December 07, 2024Recipe
Mango and Edamame Crispy Rice Salad
Elevate your summer salad rotation with this delicious dish. Combining sweet mango with nutty edamame and crispy rice, the fusion of textures and flavours is perfect on its own or as a vibrant side to your favourite protein.
Ingredients:
Crispy Rice:
2 cups of rice, cooked and completely cooled 1 tbsp sesame oil
2 tbsp tamari
1.5 tbsp crispy chilli oil
Salad:
1/2 cup mint, roughly chopped
1/2 cup coriander, roughly chopped 3 spring onions, sliced
1 Lebanese cucumber, sliced
1 avocado, cubed
1 mango, cubed
1 cup edamame beans
Dressing:
1 tbsp tamari
1 tbsp sesame oil
2 tsp maple syrup
1cm piece of ginger, peeled and finely grated Juice of one lime
1 tbsp crispy chilli oil
Method:
1. Preheat oven to 200 degrees, fan forced.

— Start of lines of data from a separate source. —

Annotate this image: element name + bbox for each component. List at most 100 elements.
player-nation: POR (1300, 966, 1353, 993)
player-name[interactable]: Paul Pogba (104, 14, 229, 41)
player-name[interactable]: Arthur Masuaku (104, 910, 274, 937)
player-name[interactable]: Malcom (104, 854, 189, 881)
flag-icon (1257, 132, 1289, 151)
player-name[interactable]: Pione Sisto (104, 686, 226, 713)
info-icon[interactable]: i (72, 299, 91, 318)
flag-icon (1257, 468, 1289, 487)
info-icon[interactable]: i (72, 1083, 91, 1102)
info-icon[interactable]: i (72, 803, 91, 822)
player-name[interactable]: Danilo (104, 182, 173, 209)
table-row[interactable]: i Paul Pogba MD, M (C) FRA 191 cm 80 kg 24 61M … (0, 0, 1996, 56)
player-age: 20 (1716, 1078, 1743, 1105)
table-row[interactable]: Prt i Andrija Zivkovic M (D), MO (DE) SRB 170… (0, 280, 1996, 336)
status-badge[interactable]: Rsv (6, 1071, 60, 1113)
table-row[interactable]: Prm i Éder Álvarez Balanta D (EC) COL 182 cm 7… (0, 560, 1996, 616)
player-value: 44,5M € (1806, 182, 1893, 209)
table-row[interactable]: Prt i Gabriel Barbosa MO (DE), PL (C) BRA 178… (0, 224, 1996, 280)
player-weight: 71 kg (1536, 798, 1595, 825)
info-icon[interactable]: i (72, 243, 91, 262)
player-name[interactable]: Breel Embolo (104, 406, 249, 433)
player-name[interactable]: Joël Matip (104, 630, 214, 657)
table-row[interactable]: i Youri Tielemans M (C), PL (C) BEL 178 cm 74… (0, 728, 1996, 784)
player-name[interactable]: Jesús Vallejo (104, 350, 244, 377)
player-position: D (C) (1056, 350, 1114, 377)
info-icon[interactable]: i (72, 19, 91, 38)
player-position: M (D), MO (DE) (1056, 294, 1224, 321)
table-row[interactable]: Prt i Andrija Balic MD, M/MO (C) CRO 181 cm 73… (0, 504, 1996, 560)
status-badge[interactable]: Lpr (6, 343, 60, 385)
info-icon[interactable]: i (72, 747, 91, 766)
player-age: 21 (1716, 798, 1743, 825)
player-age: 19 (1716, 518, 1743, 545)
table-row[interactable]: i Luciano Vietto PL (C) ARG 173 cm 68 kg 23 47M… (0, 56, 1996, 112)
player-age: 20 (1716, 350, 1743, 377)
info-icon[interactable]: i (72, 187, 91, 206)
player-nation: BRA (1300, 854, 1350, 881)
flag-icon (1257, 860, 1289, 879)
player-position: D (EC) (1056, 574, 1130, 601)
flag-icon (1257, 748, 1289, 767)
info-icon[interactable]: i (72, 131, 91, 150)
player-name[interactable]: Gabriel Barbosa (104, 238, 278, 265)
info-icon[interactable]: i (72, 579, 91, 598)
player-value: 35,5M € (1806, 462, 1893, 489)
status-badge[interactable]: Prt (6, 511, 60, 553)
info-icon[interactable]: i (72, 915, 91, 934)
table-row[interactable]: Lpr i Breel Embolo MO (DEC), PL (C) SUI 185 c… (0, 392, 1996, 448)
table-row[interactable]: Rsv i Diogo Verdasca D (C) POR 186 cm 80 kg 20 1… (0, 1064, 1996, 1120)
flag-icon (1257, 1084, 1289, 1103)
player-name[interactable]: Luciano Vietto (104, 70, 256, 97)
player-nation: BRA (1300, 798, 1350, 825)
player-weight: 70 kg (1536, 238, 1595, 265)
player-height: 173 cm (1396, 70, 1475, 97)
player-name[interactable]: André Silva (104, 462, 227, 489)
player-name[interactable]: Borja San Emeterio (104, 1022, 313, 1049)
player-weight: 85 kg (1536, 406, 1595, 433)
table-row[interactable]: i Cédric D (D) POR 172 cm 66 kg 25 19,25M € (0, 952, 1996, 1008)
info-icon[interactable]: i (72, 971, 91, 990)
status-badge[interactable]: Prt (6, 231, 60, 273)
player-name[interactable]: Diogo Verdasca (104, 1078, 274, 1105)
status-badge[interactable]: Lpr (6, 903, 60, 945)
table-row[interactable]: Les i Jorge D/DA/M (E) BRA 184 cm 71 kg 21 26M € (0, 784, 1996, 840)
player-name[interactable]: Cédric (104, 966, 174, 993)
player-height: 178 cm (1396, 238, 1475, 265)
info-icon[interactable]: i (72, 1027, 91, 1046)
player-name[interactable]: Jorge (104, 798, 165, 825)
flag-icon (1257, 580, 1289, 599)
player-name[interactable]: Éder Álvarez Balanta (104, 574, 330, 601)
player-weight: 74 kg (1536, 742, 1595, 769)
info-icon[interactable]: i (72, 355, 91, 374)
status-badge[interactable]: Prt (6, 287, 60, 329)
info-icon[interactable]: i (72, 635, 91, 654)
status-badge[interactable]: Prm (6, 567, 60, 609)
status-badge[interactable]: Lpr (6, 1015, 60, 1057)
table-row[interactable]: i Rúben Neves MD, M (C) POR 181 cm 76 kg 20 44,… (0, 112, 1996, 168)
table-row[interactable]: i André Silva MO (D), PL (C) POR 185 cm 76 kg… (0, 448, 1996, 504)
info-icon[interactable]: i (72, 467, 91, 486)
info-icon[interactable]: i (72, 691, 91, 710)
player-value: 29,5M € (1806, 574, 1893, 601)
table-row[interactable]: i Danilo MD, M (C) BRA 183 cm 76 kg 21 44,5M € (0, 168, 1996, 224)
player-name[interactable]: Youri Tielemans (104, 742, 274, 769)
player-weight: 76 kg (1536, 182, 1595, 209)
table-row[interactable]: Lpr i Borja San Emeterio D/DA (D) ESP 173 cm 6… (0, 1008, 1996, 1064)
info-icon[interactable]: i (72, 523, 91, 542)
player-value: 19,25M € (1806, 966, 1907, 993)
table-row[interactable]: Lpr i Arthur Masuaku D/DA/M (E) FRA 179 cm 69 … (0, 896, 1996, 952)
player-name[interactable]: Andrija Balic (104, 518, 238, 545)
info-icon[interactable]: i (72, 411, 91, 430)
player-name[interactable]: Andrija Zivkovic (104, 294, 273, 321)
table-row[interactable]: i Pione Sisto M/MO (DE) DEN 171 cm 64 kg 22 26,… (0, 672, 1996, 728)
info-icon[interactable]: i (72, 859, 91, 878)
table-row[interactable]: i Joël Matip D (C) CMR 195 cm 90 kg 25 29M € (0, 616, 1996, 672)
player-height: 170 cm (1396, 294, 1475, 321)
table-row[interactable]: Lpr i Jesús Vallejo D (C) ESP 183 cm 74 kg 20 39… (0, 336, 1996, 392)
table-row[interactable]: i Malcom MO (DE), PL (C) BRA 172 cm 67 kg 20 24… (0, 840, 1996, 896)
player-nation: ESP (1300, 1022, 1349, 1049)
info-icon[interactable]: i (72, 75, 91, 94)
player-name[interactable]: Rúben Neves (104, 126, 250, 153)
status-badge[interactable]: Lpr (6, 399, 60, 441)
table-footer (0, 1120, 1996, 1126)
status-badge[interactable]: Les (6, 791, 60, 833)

2. Spread the rice on a large baking tray. Drizzle with sesame oil, tamari and chilli oil and mix to combine. Bake for 40-45 mins, tossing at the halfway mark. Once crispy, remove from the oven.
3. Add the salad ingredients to a large bowl and toss. Add the dressing ingredients to a jar and shake to combine. Pour over the salad.
4. Divide the salad between bowls and top with a generous amount of crispy rice. Enjoy!
Notes:
This salad is best enjoyed immediately to keep the crunchy texture. Rice can be cooked a day in advance.